Die Hoffnung auf eine künftig weniger straffe Geldpolitik der US-Notenbank Fed und Fortschritte der Europäischen Zentralbank (EZB) im Kampf gegen die hohe Inflation haben dem DAX am Donnerstag mächtig Schwung verliehen. Der Leitindex schloss 2,16 Prozent höher bei 15.509,19 Punkten und kletterte damit auf das höchste Niveau seit fast einem Jahr.
Starke Quartalszahlen, vor allem aus der Tech-Branche, trieben die Kurse zusätzlich an. Der MDAX der mittelgroßen Unternehmen schnellte um 3,32 Prozent auf 29.808,92 Zähler nach oben.
Der Chipkonzern Infineon wird trotz der drohenden Flaute in der Weltwirtschaft optimistischer für die laufenden Geschäfte und hob seinen Ausblick an. Wie auch bei der Konkurrenz ziehe Infineon seine Stärke aus den Bereichen mit der Autozulieferung sowie den Anwendungen in der sonstigen Industrie, schrieb Jefferies-Analyst Janardan Menon. Für die Infineon-Aktien ging es mit einem Plus von acht Prozent in die DAX-Spitzengruppe kräftig nach oben.
Siltronic zogen im MDAX um 7,8 Prozent an. Der Wafer-Hersteller war 2022 stark gewachsen und sprach von einer weiter hohen Auslastung. Den Ausblick auf 2023 nannte ein Händler "ordentlich". Im Zuge der allgemeinen Tech-Euphorie stiegen auch die Papiere von Online-Werten wie Zalando, HelloFresh und Delivery Hero deutlich. In den USA öffnen zudem nachbörslich die Tech-Giganten Amazon, Alphabet und Apple ihre Bücher.
Auch die Immobilienkonzerne machten Boden gut: Vonovia stiegen im DAX um 8,6 Prozent, während es im MDAX für LEG und TAG Immobilien ähnlich weit nach oben ging. Aroundtown legten gar um 13,8 Prozent zu. Die Branche wird als Profiteur einer vielleicht bevorstehenden Zinswende angesehen, nachdem rasant steigende Zinsen ihr 2022 stark zugesetzt hatten. Diese hatten den Immobilienmarkt zum Erlahmen gebracht und den Unternehmen die Finanzierung verteuert.
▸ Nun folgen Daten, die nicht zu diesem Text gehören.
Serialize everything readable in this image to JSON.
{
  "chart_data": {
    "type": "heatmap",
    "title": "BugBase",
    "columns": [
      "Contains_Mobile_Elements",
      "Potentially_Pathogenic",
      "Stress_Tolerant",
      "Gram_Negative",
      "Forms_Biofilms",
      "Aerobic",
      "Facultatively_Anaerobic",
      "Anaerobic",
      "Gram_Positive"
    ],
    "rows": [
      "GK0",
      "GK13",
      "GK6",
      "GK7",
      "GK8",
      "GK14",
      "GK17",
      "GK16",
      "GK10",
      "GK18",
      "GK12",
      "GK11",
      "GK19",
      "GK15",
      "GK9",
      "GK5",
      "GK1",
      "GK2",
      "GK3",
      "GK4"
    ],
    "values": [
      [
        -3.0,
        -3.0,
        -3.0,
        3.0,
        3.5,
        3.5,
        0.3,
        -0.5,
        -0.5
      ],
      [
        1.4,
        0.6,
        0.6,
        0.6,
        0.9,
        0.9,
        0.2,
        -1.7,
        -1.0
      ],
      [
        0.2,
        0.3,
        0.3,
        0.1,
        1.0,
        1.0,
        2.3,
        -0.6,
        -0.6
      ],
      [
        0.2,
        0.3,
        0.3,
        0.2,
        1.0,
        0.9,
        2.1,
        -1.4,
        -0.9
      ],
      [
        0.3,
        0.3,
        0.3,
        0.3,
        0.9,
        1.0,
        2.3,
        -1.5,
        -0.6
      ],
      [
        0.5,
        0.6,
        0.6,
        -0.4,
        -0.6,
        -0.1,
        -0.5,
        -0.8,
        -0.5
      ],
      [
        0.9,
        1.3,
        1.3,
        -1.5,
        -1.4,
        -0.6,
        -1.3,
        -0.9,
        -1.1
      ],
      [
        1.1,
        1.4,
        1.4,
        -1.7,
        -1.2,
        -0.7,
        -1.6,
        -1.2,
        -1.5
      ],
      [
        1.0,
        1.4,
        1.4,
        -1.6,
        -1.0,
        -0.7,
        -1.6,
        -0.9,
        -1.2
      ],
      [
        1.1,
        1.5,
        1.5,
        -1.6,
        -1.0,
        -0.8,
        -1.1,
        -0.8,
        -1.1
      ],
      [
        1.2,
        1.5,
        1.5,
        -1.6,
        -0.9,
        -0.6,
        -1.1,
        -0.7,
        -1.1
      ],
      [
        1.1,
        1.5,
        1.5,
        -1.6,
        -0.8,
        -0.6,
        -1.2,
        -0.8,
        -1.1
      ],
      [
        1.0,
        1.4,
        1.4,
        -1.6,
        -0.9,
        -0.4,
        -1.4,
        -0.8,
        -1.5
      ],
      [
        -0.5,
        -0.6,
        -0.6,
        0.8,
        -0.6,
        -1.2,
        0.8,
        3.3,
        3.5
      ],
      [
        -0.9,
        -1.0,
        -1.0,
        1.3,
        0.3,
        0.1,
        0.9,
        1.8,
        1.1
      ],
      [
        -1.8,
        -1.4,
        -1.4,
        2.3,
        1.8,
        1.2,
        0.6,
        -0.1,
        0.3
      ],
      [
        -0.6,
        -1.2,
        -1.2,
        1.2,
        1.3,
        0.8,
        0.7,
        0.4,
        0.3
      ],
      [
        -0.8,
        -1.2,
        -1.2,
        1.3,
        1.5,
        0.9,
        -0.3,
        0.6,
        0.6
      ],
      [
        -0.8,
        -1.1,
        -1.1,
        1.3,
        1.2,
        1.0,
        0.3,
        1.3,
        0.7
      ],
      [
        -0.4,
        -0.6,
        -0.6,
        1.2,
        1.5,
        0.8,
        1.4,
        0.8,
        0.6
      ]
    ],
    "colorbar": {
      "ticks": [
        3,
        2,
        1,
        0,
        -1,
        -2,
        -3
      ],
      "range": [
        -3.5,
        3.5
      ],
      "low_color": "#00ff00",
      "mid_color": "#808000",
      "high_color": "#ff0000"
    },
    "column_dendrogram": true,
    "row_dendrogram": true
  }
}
Darüber hinaus sorgte die Berichtssaison für weiteren Gesprächsstoff. Die Aktien der Deutschen Bank gaben als Schlusslicht im DAX um 6,5 Prozent nach. Analystin Anke Reingen von der kanadischen Bank RBC sprach von "durchwachsenen Resultaten". Die Deutsche Bank hatte 2022 den höchsten Gewinn seit 15 Jahren erzielt, aber auch von einem positiven Steuereffekt profitiert. Die Papiere der DWS, der Fondstochter der Deutschen Bank, verloren nach Quartalszahlen im Nebenwerte-Index SDAX 4,4 Prozent. Auch die Aktien der Commerzbank gerieten unter Druck.
Bessere Aussichten für Siemens Healthineers honorierten die Anleger mit einem Zuwachs von fast neun Prozent an die DAX-Spitze. Ein Händler bezeichnete die jüngsten Quartalszahlen des Medizintechnikers zwar als durchwachsen. Die Schwäche des Zahlenwerks sei aber letztlich überwiegend auf Lieferkettenprobleme zurückzuführen, welche sich von nun an verbessern sollten, schrieb Analyst David Adlington von JPMorgan.